Известно, с чего начинается: «Ах, как с ним интересно разговаривать! Ах, от него так много почерпнешь!»
Почерпнула из подобных разговоров сестра дочку, да всю в себя: та же история наклевывается,- та, да не та, не даст ей дядя Валя воли, умудрен опытом, не проморгает, пресечет на первом же «ах!».
«Ах, какой он умный, как интересно рассказывает!»
Ни один человек не рассказывает интересно без выгоды для себя.
А что до возражений: мол, тот сорокалетний с японским магнитофоном, может, он без обмана в постель племянницу тянет, может, он честно жениться на ней хочет, то дядю Валю такой простой уловкой не проведешь.
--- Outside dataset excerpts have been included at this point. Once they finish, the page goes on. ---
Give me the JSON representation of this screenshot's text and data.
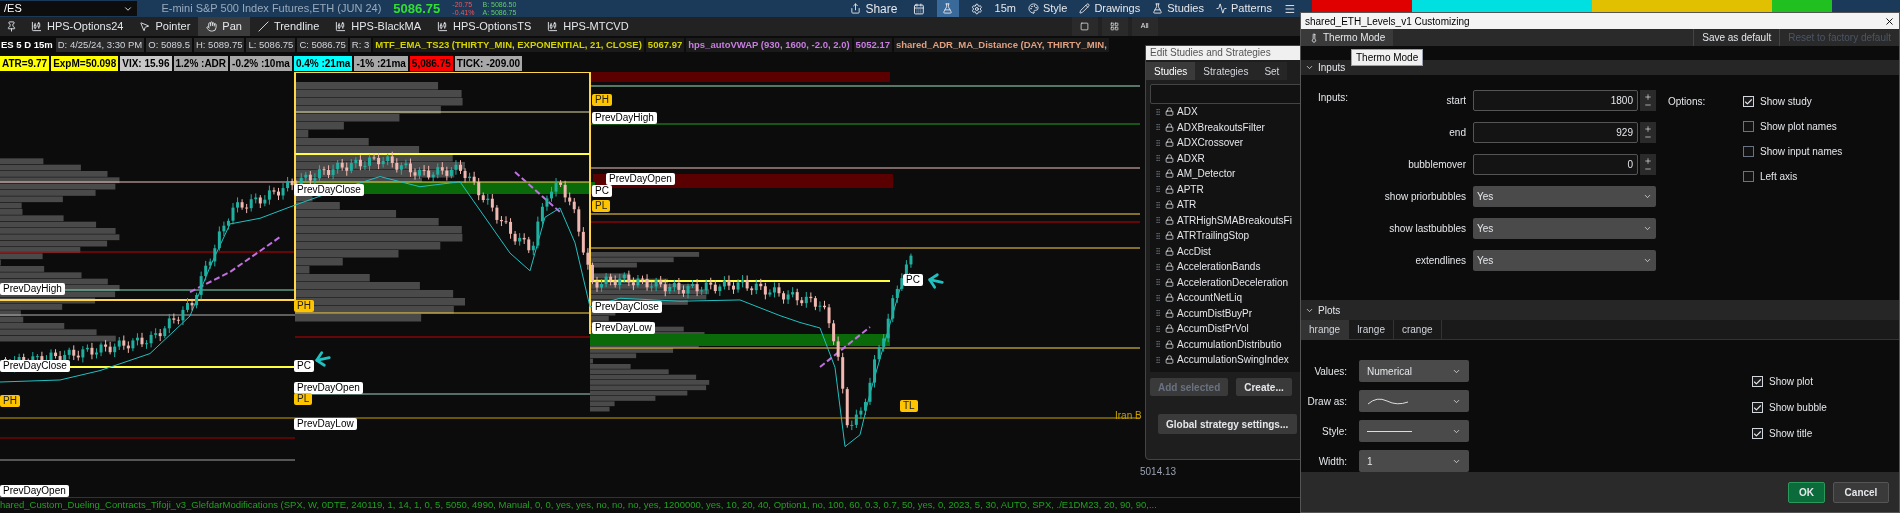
{
  "top_bar": {
    "symbol": "/ES",
    "description": "E-mini S&P 500 Index Futures,ETH (JUN 24)",
    "last": "5086.75",
    "change": "-20.75",
    "change_pct": "-0.41%",
    "bid": "B: 5086.50",
    "ask": "A: 5086.75",
    "share": "Share",
    "menus": [
      {
        "label": "15m",
        "kind": "plain"
      },
      {
        "label": "Style",
        "kind": "style"
      },
      {
        "label": "Drawings",
        "kind": "drawings"
      },
      {
        "label": "Studies",
        "kind": "studies"
      },
      {
        "label": "Patterns",
        "kind": "patterns"
      }
    ]
  },
  "chart_toolbar": [
    {
      "label": "HPS-Options24",
      "kind": "study",
      "selected": false
    },
    {
      "label": "Pointer",
      "kind": "pointer",
      "selected": false
    },
    {
      "label": "Pan",
      "kind": "pan",
      "selected": true
    },
    {
      "label": "Trendline",
      "kind": "trendline",
      "selected": false
    },
    {
      "label": "HPS-BlackMA",
      "kind": "study",
      "selected": false
    },
    {
      "label": "HPS-OptionsTS",
      "kind": "study",
      "selected": false
    },
    {
      "label": "HPS-MTCVD",
      "kind": "study",
      "selected": false
    }
  ],
  "view_buttons": {
    "all": "All"
  },
  "study_header": {
    "bar": "ES 5 D 15m",
    "fields": [
      "D: 4/25/24, 3:30 PM",
      "O: 5089.5",
      "H: 5089.75",
      "L: 5086.75",
      "C: 5086.75",
      "R: 3"
    ],
    "studies": [
      {
        "text": "MTF_EMA_TS23 (THIRTY_MIN, EXPONENTIAL, 21, CLOSE)",
        "color": "#d4d400"
      },
      {
        "text": "5067.97",
        "color": "#d4d400"
      },
      {
        "text": "hps_autoVWAP (930, 1600, -2.0, 2.0)",
        "color": "#c77ee0"
      },
      {
        "text": "5052.17",
        "color": "#c77ee0"
      },
      {
        "text": "shared_ADR_MA_Distance (DAY, THIRTY_MIN,",
        "color": "#e0a080"
      }
    ]
  },
  "indicators": [
    {
      "text": "ATR=9.77",
      "color": "#ffff00"
    },
    {
      "text": "ExpM=50.098",
      "color": "#ffff00"
    },
    {
      "text": "VIX: 15.96",
      "color": "#c8c8c8"
    },
    {
      "text": "1.2% :ADR",
      "color": "#a8a8a8"
    },
    {
      "text": "-0.2% :10ma",
      "color": "#a8a8a8"
    },
    {
      "text": "0.4% :21ma",
      "color": "#00ffff"
    },
    {
      "text": "-1% :21ma",
      "color": "#a8a8a8"
    },
    {
      "text": "5,086.75",
      "color": "#ff0000"
    },
    {
      "text": "TICK: -209.00",
      "color": "#a8a8a8"
    }
  ],
  "chart": {
    "labels": [
      {
        "text": "PrevDayHigh",
        "kind": "note"
      },
      {
        "text": "PrevDayClose",
        "kind": "note"
      },
      {
        "text": "PH",
        "kind": "marker"
      },
      {
        "text": "PrevDayOpen",
        "kind": "note"
      },
      {
        "text": "PrevDayClose",
        "kind": "note"
      },
      {
        "text": "PH",
        "kind": "marker"
      },
      {
        "text": "PC",
        "kind": "note"
      },
      {
        "text": "PrevDayOpen",
        "kind": "note"
      },
      {
        "text": "PL",
        "kind": "marker"
      },
      {
        "text": "PrevDayLow",
        "kind": "note"
      },
      {
        "text": "PH",
        "kind": "marker"
      },
      {
        "text": "PrevDayHigh",
        "kind": "note"
      },
      {
        "text": "PrevDayOpen",
        "kind": "note"
      },
      {
        "text": "PC",
        "kind": "note"
      },
      {
        "text": "PL",
        "kind": "marker"
      },
      {
        "text": "PrevDayClose",
        "kind": "note"
      },
      {
        "text": "PrevDayLow",
        "kind": "note"
      },
      {
        "text": "PC",
        "kind": "note"
      },
      {
        "text": "TL",
        "kind": "marker"
      }
    ],
    "annotation": "Iran B",
    "price_axis": "5014.13"
  },
  "status_line": "hared_Custom_Dueling_Contracts_Tifoji_v3_GlefdarModifications (SPX, W, 0DTE, 240119, 1, 14, 1, 0, 5, 5050, 4990, Manual, 0, 0, yes, yes, no, no, no, yes, 1200000, yes, 10, 20, 40, Option1, no, 100, 60, 0.3, 0.7, 50, yes, 0, 2023, 5, 30, AUTO, SPX, ./E1DM23, 20, 90, 90,...",
  "studies_window": {
    "title": "Edit Studies and Strategies",
    "tabs": [
      {
        "label": "Studies",
        "selected": true
      },
      {
        "label": "Strategies",
        "selected": false
      },
      {
        "label": "Set",
        "selected": false
      }
    ],
    "items": [
      "ADX",
      "ADXBreakoutsFilter",
      "ADXCrossover",
      "ADXR",
      "AM_Detector",
      "APTR",
      "ATR",
      "ATRHighSMABreakoutsFi",
      "ATRTrailingStop",
      "AccDist",
      "AccelerationBands",
      "AccelerationDeceleration",
      "AccountNetLiq",
      "AccumDistBuyPr",
      "AccumDistPrVol",
      "AccumulationDistributio",
      "AccumulationSwingIndex"
    ],
    "buttons": [
      {
        "label": "Add selected",
        "disabled": true
      },
      {
        "label": "Create...",
        "disabled": false
      }
    ],
    "global_button": "Global strategy settings..."
  },
  "customize_dialog": {
    "title": "shared_ETH_Levels_v1 Customizing",
    "thermo_mode": "Thermo Mode",
    "save_default": "Save as default",
    "reset": "Reset to factory default",
    "tooltip": "Thermo Mode",
    "inputs_section": {
      "title": "Inputs",
      "expanded": true
    },
    "inputs_label": "Inputs:",
    "inputs": [
      {
        "label": "start",
        "value": "1800",
        "kind": "number"
      },
      {
        "label": "end",
        "value": "929",
        "kind": "number"
      },
      {
        "label": "bubblemover",
        "value": "0",
        "kind": "number"
      },
      {
        "label": "show priorbubbles",
        "value": "Yes",
        "kind": "choice"
      },
      {
        "label": "show lastbubbles",
        "value": "Yes",
        "kind": "choice"
      },
      {
        "label": "extendlines",
        "value": "Yes",
        "kind": "choice"
      }
    ],
    "options_label": "Options:",
    "options": [
      {
        "label": "Show study",
        "checked": true
      },
      {
        "label": "Show plot names",
        "checked": false
      },
      {
        "label": "Show input names",
        "checked": false
      },
      {
        "label": "Left axis",
        "checked": false
      }
    ],
    "plots_section": {
      "title": "Plots",
      "expanded": true
    },
    "plot_tabs": [
      {
        "label": "hrange",
        "selected": true
      },
      {
        "label": "lrange",
        "selected": false
      },
      {
        "label": "crange",
        "selected": false
      }
    ],
    "plot_settings": [
      {
        "label": "Values:",
        "kind": "text",
        "value": "Numerical"
      },
      {
        "label": "Draw as:",
        "kind": "curve"
      },
      {
        "label": "Style:",
        "kind": "line"
      },
      {
        "label": "Width:",
        "kind": "text",
        "value": "1"
      }
    ],
    "plot_options": [
      {
        "label": "Show plot",
        "checked": true
      },
      {
        "label": "Show bubble",
        "checked": true
      },
      {
        "label": "Show title",
        "checked": true
      }
    ],
    "ok": "OK",
    "cancel": "Cancel"
  }
}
Что такое регистрация в загсе? В наше время она – тьфу. Сегодня зарегистрировался, завтра разрегистрировался, никаких препон нету. Единственная препона – в душе человека. У молодых она худо-бедно, а имеется. Хоть и легкомысленные теперь парни, а препона в душе есть. Для них загс все ж святое дело, потому что никогда не разводились. А для сорокалетнего? Да он, чтоб ночь переспать с девочкой, согласится в этот загс бегом сбегать. Он же понимает: женюсь – разведусь, делов-то. Уже бывало, разводился – нет у него святыни. Хоженая дорожка. Как девственность у девушки – согрешить первый раз боязно. А второй или третий там – ничего уже не убавится. В грязи только сначала пачкаются, а дальше – уже грязными лезут, уже, глядишь, саму грязь испачкать могут.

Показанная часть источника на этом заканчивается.